In his teenage years, Bhagat Singh started studying at the National College in Lahore,but ran away from home to escape early marriage, and became a member of the organization Naujawan Bharat Sabha (Translated to 'Youth Society of India'). In the Naujawan Bharat Sabha, Singh and his fellow revolutionaries grew popular amongst the youth. He also joined the Hindustan Republican Association at the request of Professor Vidyalankar, which was then headed by Ram Prasad Bismil and Ashfaqulla Khan.It is believed that he had knowledge of the Kakori train robbery. He wrote for and edited Urdu and Punjabi newspapers published from Amritsar. In September 1928, a meeting of various revolutionaries from across India was called at Delhi under the banner of the Kirti Kissan Party. Bhagat Singh was the secretary of the meet. His later revolutionary activities were carried out as a leader of this association. The capture and hanging of the main HRA Leaders also allowed him to be quickly promoted to higher ranks in the party, along with his fellow revolutionary Sukhdev Thapar.

Later revolutionary activities

Lala Lajpat Rai's death and the Saunders murder

The British government created a commission under Sir John Simon to report on the current political situation in India in 1928. The Indian political parties boycotted the commission because it did not include a single Indian as its member and it was met with protests all over the country. When the commission visited Lahore on October 30, 1928, Lala Lajpat Rai led the protest against the commission in a silent non-violent march, but the police responded with violence. The police chief beat Lala Lajpat Rai severely and he later succumbed to his injuries. Bhagat Singh, who was an eyewitness to this event, vowed to take revenge. He joined with other revolutionaries, Shivaram Rajguru, Jai Gopal and Sukhdev Thapar, in a plot to kill the police chief. Jai Gopal was supposed to identify the chief and signal for Singh to shoot. However, in a case of mistaken identity, Gopal signalled Singh on the appearance of J. P. Saunders, a Deputy Superintendent of Police.Thus, Saunders, instead of Scott, was shot.
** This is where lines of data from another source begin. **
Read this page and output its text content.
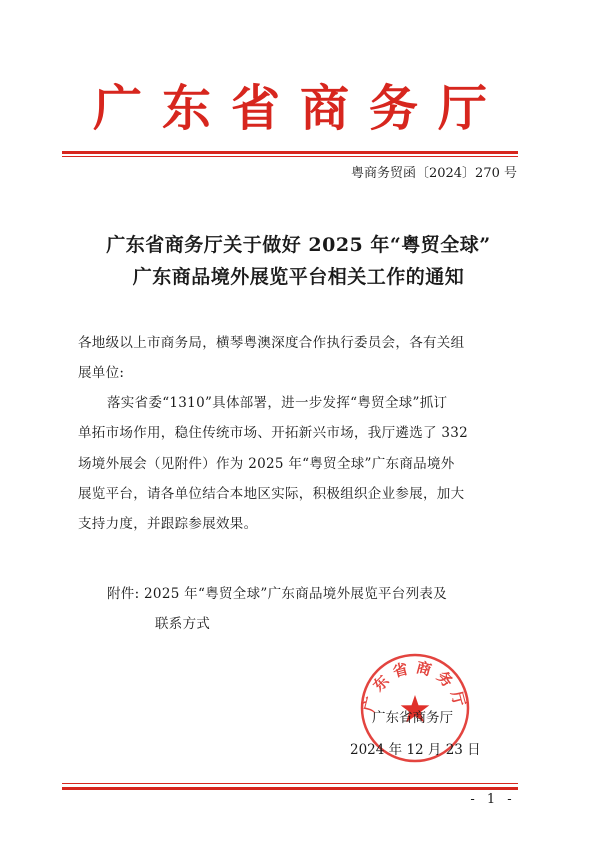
广东省商务厅
粤商务贸函〔2024〕270 号
广东省商务厅关于做好 2025 年“粤贸全球”
广东商品境外展览平台相关工作的通知
各地级以上市商务局，横琴粤澳深度合作执行委员会，各有关组
展单位:
落实省委“1310”具体部署，进一步发挥“粤贸全球”抓订
单拓市场作用，稳住传统市场、开拓新兴市场，我厅遴选了 332
场境外展会（见附件）作为 2025 年“粤贸全球”广东商品境外
展览平台，请各单位结合本地区实际，积极组织企业参展，加大
支持力度，并跟踪参展效果。
附件: 2025 年“粤贸全球”广东商品境外展览平台列表及
联系方式
广东省商务厅
广东省商务厅
2024 年 12 月 23 日
- 1 -
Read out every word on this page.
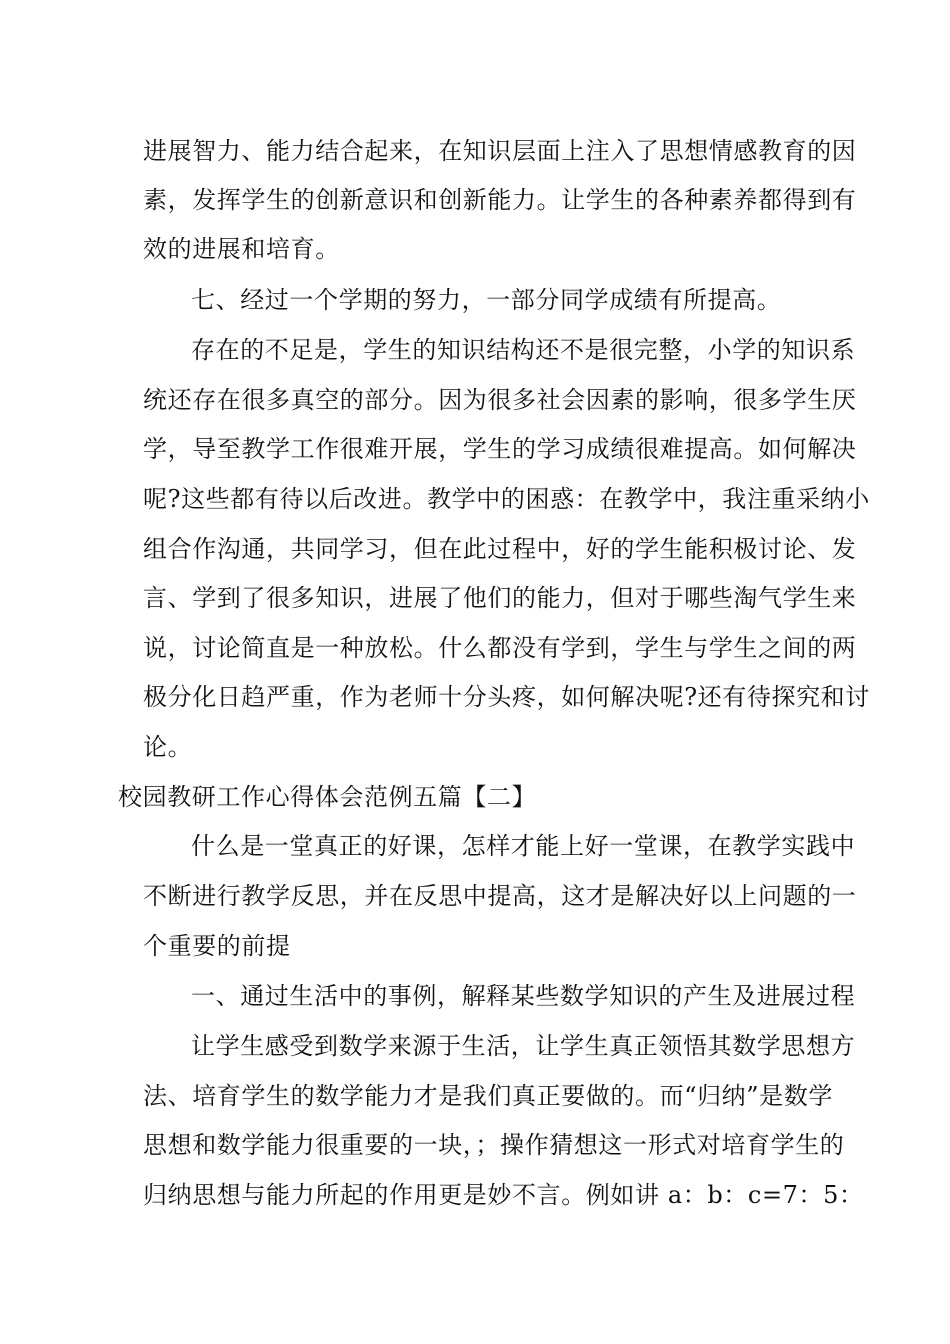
进展智力、能力结合起来，在知识层面上注入了思想情感教育的因
素，发挥学生的创新意识和创新能力。让学生的各种素养都得到有
效的进展和培育。
七、经过一个学期的努力，一部分同学成绩有所提高。
存在的不足是，学生的知识结构还不是很完整，小学的知识系
统还存在很多真空的部分。因为很多社会因素的影响，很多学生厌
学，导至教学工作很难开展，学生的学习成绩很难提高。如何解决
呢?这些都有待以后改进。教学中的困惑：在教学中，我注重采纳小
组合作沟通，共同学习，但在此过程中，好的学生能积极讨论、发
言、学到了很多知识，进展了他们的能力，但对于哪些淘气学生来
说，讨论简直是一种放松。什么都没有学到，学生与学生之间的两
极分化日趋严重，作为老师十分头疼，如何解决呢?还有待探究和讨
论。
校园教研工作心得体会范例五篇【二】
什么是一堂真正的好课，怎样才能上好一堂课，在教学实践中
不断进行教学反思，并在反思中提高，这才是解决好以上问题的一
个重要的前提
一、通过生活中的事例，解释某些数学知识的产生及进展过程
让学生感受到数学来源于生活，让学生真正领悟其数学思想方
法、培育学生的数学能力才是我们真正要做的。而“归纳”是数学
思想和数学能力很重要的一块，；操作猜想这一形式对培育学生的
归纳思想与能力所起的作用更是妙不言。例如讲 a：b：c=7：5：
He quickly left Lahore to escape the police. To avoid recognition, he shaved his beard and cut his hair, a violation of one of the sacred tenets of Sikhism.

Bomb in the assembly

In the face of actions by the revolutionaries, the British government enacted the Defence of India Act to give more power to the police. The purpose of the Act was to combat revolutionaries like Bhagat Singh. The Act was defeated in the council by one vote.However, the Act was then passed under the ordinance that claimed that it was in the best interest of the public. In response to this act, the Hindustan Socialist Republican Association planned to explode a bomb in the assembly where the ordinance was going to be passed. Originally, Azad attempted to stop Bhagat Singh from carrying out the bombing; however, the remainder of the party forced him to succumb to Singh's wishes. It was decided that Bhagat Singh and Batukeshwar Dutt, another revolutionary, would throw the bomb in the assembly.
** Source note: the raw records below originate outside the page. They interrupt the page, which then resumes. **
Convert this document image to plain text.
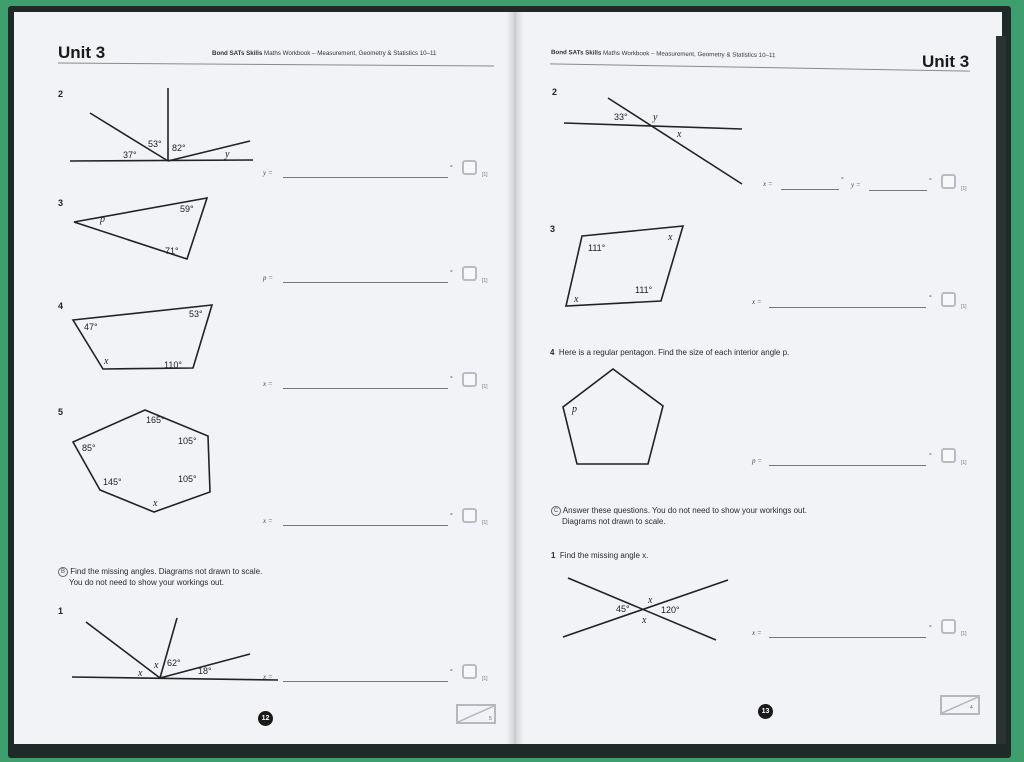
Unit 3	Bond SATs Skills Maths Workbook – Measurement, Geometry & Statistics 10–11	Bond SATs Skills Maths Workbook – Measurement, Geometry & Statistics 10–11	Unit 3
2
37°
53° 82°
y
y =
°
[1]
3
p
59°
71°
p =
°
[1]
4
47°
53°
x	110°
x =
°
[1]
5
165°
85°
105°
105°
145°
x
x =
°
[1]
B Find the missing angles. Diagrams not drawn to scale.
You do not need to show your workings out.
1
x
x 62°
18°
x =
°
[1]
12	5
2
33°	y
x
x =	°
y =	°
[1]
3
111°
x
111°
x	x =	°
[1]
4 Here is a regular pentagon. Find the size of each interior angle p.
p
p =
°
[1]
C Answer these questions. You do not need to show your workings out.
Diagrams not drawn to scale.
1 Find the missing angle x.
45°
x
120°
x
x =
°
[1]
13	4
On April 8, 1929, Singh and Dutt threw a bomb onto the corridors of the assembly and shouted "Inquilab Zindabad!" ("Long Live the Revolution!"). This was followed by a shower of leaflets stating that it takes a loud voice to make the deaf hear. The bomb neither killed nor injured anyone; Singh and Dutt claimed that this was deliberate on their part, a claim substantiated both by British forensics investigators who found that the bomb was not powerful enough to cause injury, and by the fact that the bomb was thrown away from people. Singh and Dutt gave themselves up for arrest after the bomb. He and Dutt were sentenced to 'Transportation for Life' for the bombing on June 12, 1929.

Trial and execution

Shortly after his arrest and trial for the Assembly bombing, the British came to know of his involvement in the murder of J. P. Saunders. Bhagat Singh, Rajguru, and Sukhdev were charged with the murder. Bhagat Singh decided to use the court as a tool to publicize his cause for the independence of India.He admitted to the murder and made statements against the British rule during the trial. The case was ordered to be carried out without members of the HSRA present at the hearing. This created an uproar amongst Singh's supporters as he could no longer publicise his views.
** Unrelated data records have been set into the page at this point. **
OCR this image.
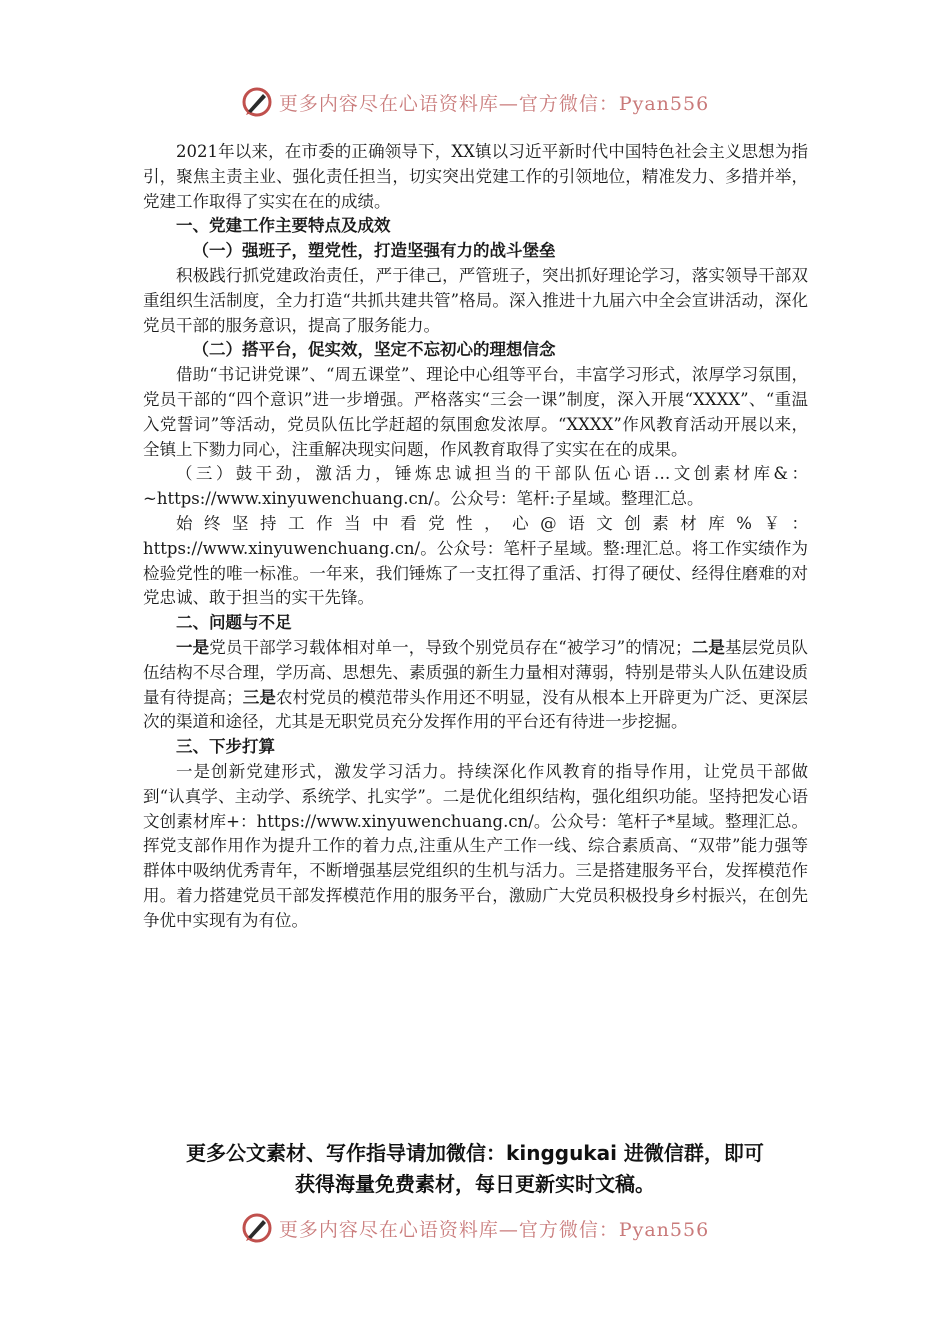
更多内容尽在心语资料库—官方微信：Pyan556

2021年以来，在市委的正确领导下，XX镇以习近平新时代中国特色社会主义思想为指引，聚焦主责主业、强化责任担当，切实突出党建工作的引领地位，精准发力、多措并举，党建工作取得了实实在在的成绩。

一、党建工作主要特点及成效

（一）强班子，塑党性，打造坚强有力的战斗堡垒

积极践行抓党建政治责任，严于律己，严管班子，突出抓好理论学习，落实领导干部双重组织生活制度，全力打造“共抓共建共管”格局。深入推进十九届六中全会宣讲活动，深化党员干部的服务意识，提高了服务能力。

（二）搭平台，促实效，坚定不忘初心的理想信念

借助“书记讲党课”、“周五课堂”、理论中心组等平台，丰富学习形式，浓厚学习氛围，党员干部的“四个意识”进一步增强。严格落实“三会一课”制度，深入开展“XXXX”、“重温入党誓词”等活动，党员队伍比学赶超的氛围愈发浓厚。“XXXX”作风教育活动开展以来，全镇上下勠力同心，注重解决现实问题，作风教育取得了实实在在的成果。

（三）鼓干劲，激活力，锤炼忠诚担当的干部队伍心语…文创素材库&：~https://www.xinyuwenchuang.cn/。公众号：笔杆:子星域。整理汇总。

始终坚持工作当中看党性，心@语文创素材库%￥：https://www.xinyuwenchuang.cn/。公众号：笔杆子星域。整:理汇总。将工作实绩作为检验党性的唯一标准。一年来，我们锤炼了一支扛得了重活、打得了硬仗、经得住磨难的对党忠诚、敢于担当的实干先锋。

二、问题与不足

一是党员干部学习载体相对单一，导致个别党员存在“被学习”的情况；二是基层党员队伍结构不尽合理，学历高、思想先、素质强的新生力量相对薄弱，特别是带头人队伍建设质量有待提高；三是农村党员的模范带头作用还不明显，没有从根本上开辟更为广泛、更深层次的渠道和途径，尤其是无职党员充分发挥作用的平台还有待进一步挖掘。

三、下步打算

一是创新党建形式，激发学习活力。持续深化作风教育的指导作用，让党员干部做到“认真学、主动学、系统学、扎实学”。二是优化组织结构，强化组织功能。坚持把发心语文创素材库+：https://www.xinyuwenchuang.cn/。公众号：笔杆子*星域。整理汇总。挥党支部作用作为提升工作的着力点,注重从生产工作一线、综合素质高、“双带”能力强等群体中吸纳优秀青年，不断增强基层党组织的生机与活力。三是搭建服务平台，发挥模范作用。着力搭建党员干部发挥模范作用的服务平台，激励广大党员积极投身乡村振兴，在创先争优中实现有为有位。

更多公文素材、写作指导请加微信：kinggukai 进微信群，即可
获得海量免费素材，每日更新实时文稿。
更多内容尽在心语资料库—官方微信：Pyan556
While in jail, Bhagat Singh and other prisoners launched a hunger strike advocating for the rights of prisoners and those facing trial. The reason for the strike was that British murderers and thieves were treated better than Indian political prisoners, who, by law, were meant to be given better rights. The aims in their strike were to ensure a decent standard of food for political prisoners, the availability of books and a daily newspaper, as well as better clothing and the supply of toilet necessities and other hygienic necessities. He also demanded that political prisoners should not be forced to do any labour or undignified work. During this hunger strike that lasted 63 days and ended with the British succumbing to his wishes, he gained much popularity among the common Indians. Before the strike his popularity was limited mainly to the Punjab region.

Bhagat Singh also maintained the use of a diary, which he eventually made to fill 404 pages. In this diary he made numerous notes relating to the quotations and popular sayings of various people whose views he supported. Prominent in his diary were the views of Karl Marx and Friedrich Engels.The comments in his diary led to an understanding of the philosophical thinking of Bhagat Singh. Before dying he also wrote a pamphlet entitled "Why I am an atheist", as he was being accused of vanity by not accepting God in the face of death.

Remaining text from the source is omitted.